Enhancing Generative AI Image Refinement with Scribbles and Annotations: A Comparative Study of Multimodal Prompts
Hyerim Park, Phuong Thao Tran, Andre Luckow, Ceenu George, Michael Sedlmair, Malin Eiband
TL;DR
This study addresses the refinement gap in GenAI image tools by introducing pen-based scribbles and annotations as actionable prompts. Through a formative study and a within-subjects user study with 30 designers and design students, the authors compare text-only, visual-only, and combined prompting across spatial, semantic, and iterative refinement tasks. Key findings show visual prompts improve spatial clarity and speed, text prompts excel for semantic control, and the combined modality yields the highest overall satisfaction by enabling complementary strategies. The results inform the design of multimodal GenAI interfaces that better support iterative design workflows, reduce switching friction, and align with professional design practices, suggesting a path toward more integrated, task-aware refinement tools.
Abstract
Generative AI (GenAI) image tools are increasingly used in design practice, enabling rapid ideation but offering limited support for refinement tasks such as adjusting layout, scale, or visual attributes. While text prompts and inpainting allow localized edits, they often remain inefficient or ambiguous for precise, in-context, and iterative refinement -- motivating the exploration of alternative methods. This work examines how pen-based scribbles and annotations can enhance GenAI image refinement. A formative study with seven professional designers informed a prototype supporting three input modalities: text-only, visual-only, and combined prompting. A within-subjects study with 30 designers and design students compared these modalities across closed- and open-ended tasks, evaluating expressiveness, efficiency, workload, user experience, iteration, and multimodal strategies. Visual prompts improved clarity and speed for spatial edits while reducing workload, whereas text remained effective for semantic and global changes. The combined modality received the highest overall ratings, enabling complementary use, balancing spatial precision with semantic detail, and supporting smoother iteration.
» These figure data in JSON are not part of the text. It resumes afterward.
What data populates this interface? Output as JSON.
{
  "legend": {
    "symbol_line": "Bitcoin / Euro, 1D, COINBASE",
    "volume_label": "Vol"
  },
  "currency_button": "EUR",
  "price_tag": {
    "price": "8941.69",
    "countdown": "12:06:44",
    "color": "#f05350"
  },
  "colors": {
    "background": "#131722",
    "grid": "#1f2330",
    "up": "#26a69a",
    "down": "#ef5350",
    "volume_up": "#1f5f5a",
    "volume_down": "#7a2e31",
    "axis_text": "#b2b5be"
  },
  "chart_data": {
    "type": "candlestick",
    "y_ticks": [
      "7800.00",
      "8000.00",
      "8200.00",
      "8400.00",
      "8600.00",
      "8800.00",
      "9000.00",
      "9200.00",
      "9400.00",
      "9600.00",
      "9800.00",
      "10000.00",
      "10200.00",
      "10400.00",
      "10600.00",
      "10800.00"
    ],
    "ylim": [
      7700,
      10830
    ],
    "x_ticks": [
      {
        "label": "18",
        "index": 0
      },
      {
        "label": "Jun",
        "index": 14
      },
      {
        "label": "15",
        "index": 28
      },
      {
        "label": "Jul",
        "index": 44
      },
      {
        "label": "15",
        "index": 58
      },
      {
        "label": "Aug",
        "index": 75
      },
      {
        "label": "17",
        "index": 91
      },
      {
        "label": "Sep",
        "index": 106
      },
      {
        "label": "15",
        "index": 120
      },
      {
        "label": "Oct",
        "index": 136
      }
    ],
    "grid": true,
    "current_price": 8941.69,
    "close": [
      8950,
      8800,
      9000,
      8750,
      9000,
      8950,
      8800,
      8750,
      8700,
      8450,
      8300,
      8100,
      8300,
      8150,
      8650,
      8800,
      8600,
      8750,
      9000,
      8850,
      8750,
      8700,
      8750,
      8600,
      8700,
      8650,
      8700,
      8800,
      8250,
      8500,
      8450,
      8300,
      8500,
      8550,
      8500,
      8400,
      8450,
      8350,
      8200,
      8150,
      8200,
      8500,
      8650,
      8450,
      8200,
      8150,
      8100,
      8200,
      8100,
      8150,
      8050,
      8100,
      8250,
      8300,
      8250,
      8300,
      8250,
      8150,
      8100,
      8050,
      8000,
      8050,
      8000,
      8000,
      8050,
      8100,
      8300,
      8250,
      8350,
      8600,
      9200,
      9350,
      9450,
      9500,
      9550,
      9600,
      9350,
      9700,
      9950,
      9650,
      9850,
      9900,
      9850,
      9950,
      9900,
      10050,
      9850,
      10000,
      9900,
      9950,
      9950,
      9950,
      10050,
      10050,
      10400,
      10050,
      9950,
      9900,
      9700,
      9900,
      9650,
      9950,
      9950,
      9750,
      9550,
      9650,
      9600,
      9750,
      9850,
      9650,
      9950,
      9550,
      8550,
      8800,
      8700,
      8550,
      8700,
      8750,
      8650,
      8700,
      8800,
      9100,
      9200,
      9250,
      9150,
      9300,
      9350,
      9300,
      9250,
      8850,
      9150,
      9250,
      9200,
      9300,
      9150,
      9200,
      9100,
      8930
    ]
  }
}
Task-specific preferences also emerged: adding new objects often required both modalities, while moving or modifying elements was typically handled through visual input. This work contributes (1) an empirical comparison of multimodal prompting for GenAI refinement, (2) a prototype integrating scribbles and annotations, and (3) insights into designers' multimodal strategies to inform future GenAI interfaces that better support refinement in GenAI-supported design workflows.